Puisque les traits culturels en mille-feuille sont associés à différentes identités que l’on revendique à travers une posture intersectionnelle qui peut être à la fois locale, (multi-)nationale, voire internationale, toute recherche des « origines » est vaine, à moins de se situer au niveau des discours ou des postures identitaires des acteurs sociaux. En reproduisant un style évocatif du rap « américain », le groupe en question revendique (explicitement ou implicitement) ou peut se voir attribuer des identités congolaise, française, internationale, hip-hop, et ainsi de suite. Pour étudier les transfigurations culturelles ayant abouti à une telle situation, il faudrait s’attacher à la circulation des influences musicales, des formes et des styles de vie, aux figurations sociales territorialisées et déterritorialisées, aux contextes sociaux de la mise en scène de ces identités, à leur statut par rapport aux identités mainstream, etc.

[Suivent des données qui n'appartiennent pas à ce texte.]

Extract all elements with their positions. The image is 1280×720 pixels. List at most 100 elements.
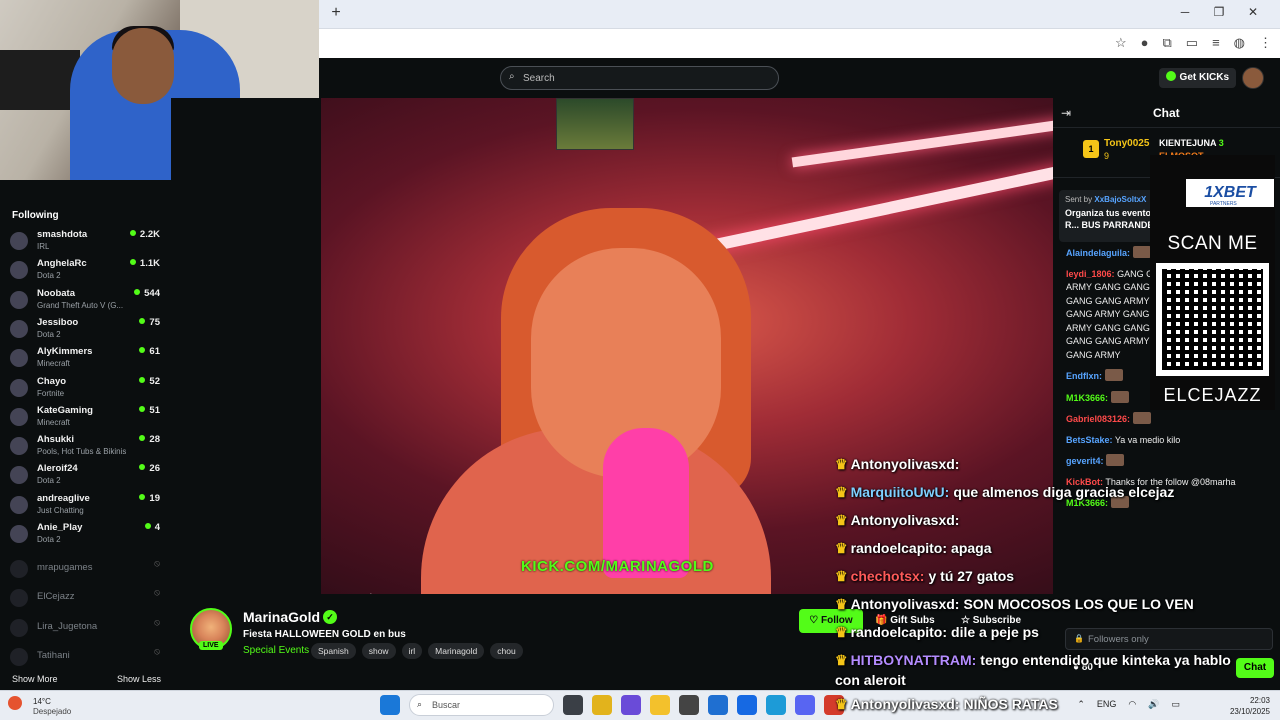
stream-tag[interactable]: Marinagold — [428, 643, 485, 659]
following-channel[interactable]: AnghelaRc Dota 2 1.1K — [10, 257, 160, 285]
extension-icon[interactable]: ● — [1141, 35, 1149, 51]
file-explorer-icon[interactable] — [650, 695, 670, 715]
offline-icon: ⦸ — [154, 587, 160, 598]
chat-username[interactable]: Endflxn: — [1066, 371, 1102, 381]
search-input[interactable]: ⌕ Search — [500, 66, 779, 90]
menu-icon[interactable]: ⋮ — [1259, 35, 1272, 51]
stream-tag[interactable]: chou — [490, 643, 523, 659]
promo-code: ELCEJAZZ — [1163, 385, 1262, 405]
chat-username[interactable]: leydi_1806: — [1066, 269, 1115, 279]
minimize-icon[interactable]: ─ — [1168, 5, 1202, 19]
stream-tag[interactable]: Spanish — [311, 643, 356, 659]
get-kicks-button[interactable]: Get KICKs — [1158, 68, 1236, 88]
channel-name: KateGaming — [37, 404, 93, 416]
overlay-chat-user: Antonyolivasxd: — [850, 696, 960, 712]
leader-name: Tony0025 — [1104, 138, 1150, 149]
search-icon: ⌕ — [509, 71, 515, 82]
sponsor-ad-overlay: 1XBET PARTNERS SCAN ME ELCEJAZZ — [1150, 155, 1275, 410]
viewer-count: 28 — [139, 434, 160, 445]
close-icon[interactable]: ✕ — [1236, 5, 1270, 19]
channel-name: AnghelaRc — [37, 258, 87, 270]
offline-channel[interactable]: mrapugames ⦸ — [10, 556, 160, 584]
chat-username[interactable]: Gabriel083126: — [1066, 414, 1130, 424]
star-icon[interactable]: ☆ — [1115, 35, 1127, 51]
stream-tags: Spanish show irl Marinagold chou — [311, 643, 523, 659]
leader-count: 9 — [1104, 151, 1110, 161]
stream-title: Fiesta HALLOWEEN GOLD en bus — [243, 629, 406, 640]
following-channel[interactable]: Aleroif24 Dota 2 26 — [10, 462, 160, 490]
channel-name: Jessiboo — [37, 316, 79, 328]
crown-icon: ♛ — [835, 696, 848, 712]
chat-username[interactable]: Alaindelaguila: — [1066, 248, 1130, 258]
address-bar[interactable]: ☆ ● ⧉ ▭ ≡ ◍ ⋮ — [319, 28, 1280, 58]
cast-icon[interactable]: ▭ — [1186, 35, 1198, 51]
copilot-icon[interactable] — [621, 695, 641, 715]
crown-icon: ♛ — [835, 624, 848, 640]
collapse-chat-icon[interactable]: ⇥ — [1061, 106, 1071, 120]
following-channel[interactable]: Anie_Play Dota 2 4 — [10, 521, 160, 549]
offline-channel[interactable]: Tatihani ⦸ — [10, 644, 160, 672]
new-tab-button[interactable]: + — [327, 5, 345, 23]
stream-tag[interactable]: irl — [401, 643, 423, 659]
show-more-button[interactable]: Show More — [12, 674, 58, 684]
stream-chat-overlay: ♛ Antonyolivasxd: ♛ MarquiitoUwU: que almeno… — [835, 450, 1235, 718]
following-channel[interactable]: AlyKimmers Minecraft 61 — [10, 345, 160, 373]
taskbar-clock[interactable]: 22:03 23/10/2025 — [1230, 695, 1270, 717]
send-chat-button[interactable]: Chat — [1236, 658, 1274, 678]
following-channel[interactable]: Ahsukki Pools, Hot Tubs & Bikinis 28 — [10, 433, 160, 461]
following-channel[interactable]: Jessiboo Dota 2 75 — [10, 316, 160, 344]
channel-game: IRL — [37, 242, 50, 251]
channel-avatar — [10, 437, 28, 456]
channel-name: mrapugames — [37, 562, 93, 573]
puzzle-icon[interactable]: ⧉ — [1162, 35, 1171, 51]
offline-channel[interactable]: ElCejazz ⦸ — [10, 585, 160, 613]
emote-icon — [1110, 390, 1129, 403]
chat-username[interactable]: M1K3666: — [1066, 393, 1108, 403]
edge-icon[interactable] — [766, 695, 786, 715]
overlay-chat-user: randoelcapito: — [850, 540, 948, 556]
chrome-icon[interactable] — [592, 695, 612, 715]
following-channel[interactable]: KateGaming Minecraft 51 — [10, 404, 160, 432]
overlay-chat-user: randoelcapito: — [850, 624, 948, 640]
windows-start-icon[interactable] — [380, 695, 400, 715]
store-icon[interactable] — [679, 695, 699, 715]
media-icon[interactable]: ≡ — [1212, 35, 1220, 51]
overlay-chat-line: ♛ MarquiitoUwU: que almenos diga gracias e… — [835, 478, 1235, 506]
channel-avatar — [10, 495, 28, 514]
chat-message[interactable]: BetsStake: Ya va medio kilo — [1066, 434, 1276, 448]
following-channel[interactable]: andreaglive Just Chatting 19 — [10, 492, 160, 520]
overlay-chat-line: ♛ Antonyolivasxd: — [835, 506, 1235, 534]
task-view-icon[interactable] — [563, 695, 583, 715]
emote-icon — [1132, 246, 1151, 258]
channel-game: Fortnite — [37, 388, 65, 398]
viewer-count: 4 — [145, 522, 160, 533]
profile-icon[interactable]: ◍ — [1234, 35, 1245, 51]
show-less-button[interactable]: Show Less — [117, 674, 161, 684]
following-channel[interactable]: Noobata Grand Theft Auto V (G... 544 — [10, 287, 160, 315]
overlay-chat-text: apaga — [951, 540, 992, 556]
viewer-count: 1.1K — [130, 258, 160, 269]
chat-username[interactable]: BetsStake: — [1066, 435, 1113, 445]
chat-message[interactable]: Gabriel083126: — [1066, 412, 1276, 427]
verified-icon: ✓ — [323, 610, 337, 624]
following-channel[interactable]: Chayo Fortnite 52 — [10, 375, 160, 403]
overlay-chat-text: que almenos diga gracias elcejaz — [953, 484, 1175, 500]
crown-icon: ♛ — [835, 596, 848, 612]
taskbar-search[interactable]: ⌕ Buscar — [409, 694, 554, 716]
streamer-name[interactable]: MarinaGold — [243, 609, 320, 625]
channel-name: Anie_Play — [37, 522, 83, 533]
outlook-icon[interactable] — [708, 695, 728, 715]
user-avatar[interactable] — [1242, 67, 1264, 89]
channel-avatar — [10, 647, 28, 666]
channel-name: Lira_Jugetona — [37, 620, 98, 632]
stream-category[interactable]: Special Events — [243, 645, 309, 656]
discord-icon[interactable] — [795, 695, 815, 715]
stream-tag[interactable]: show — [361, 643, 396, 659]
dropbox-icon[interactable] — [737, 695, 757, 715]
crown-icon: ♛ — [835, 568, 848, 584]
viewer-count: 2.2K — [130, 229, 160, 240]
following-channel[interactable]: smashdota IRL 2.2K — [10, 228, 160, 256]
offline-channel[interactable]: Lira_Jugetona ⦸ — [10, 615, 160, 643]
overlay-chat-line: ♛ Antonyolivasxd: SON MOCOSOS LOS QUE LO V… — [835, 590, 1235, 618]
maximize-icon[interactable]: ❐ — [1202, 5, 1236, 19]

Compte tenu de l’accélération (Rosa, 2013) et de la dématérialisation des transfigurations à l’ère de la modernité tardive, comme du renforcement des sentiments d’appartenance selon la vision cosmopolitique (Beck, 2007), il semble urgent, pourtant, de penser ces dynamiques communicationnelles. Cela concerne certes le champ de la communication interculturelle, mais aussi le domaine de la vie sociale de manière beaucoup plus large. L’on peut ainsi imaginer des études appliquées, diachroniques, de transfigurations culturelles, reliées à différentes figurations sociales, médiatées et déterritorialisées ou non, qui auraient pour objectif de mieux comprendre la manière dont la communication contribue à faire le ciment du lien social à l’époque actuelle.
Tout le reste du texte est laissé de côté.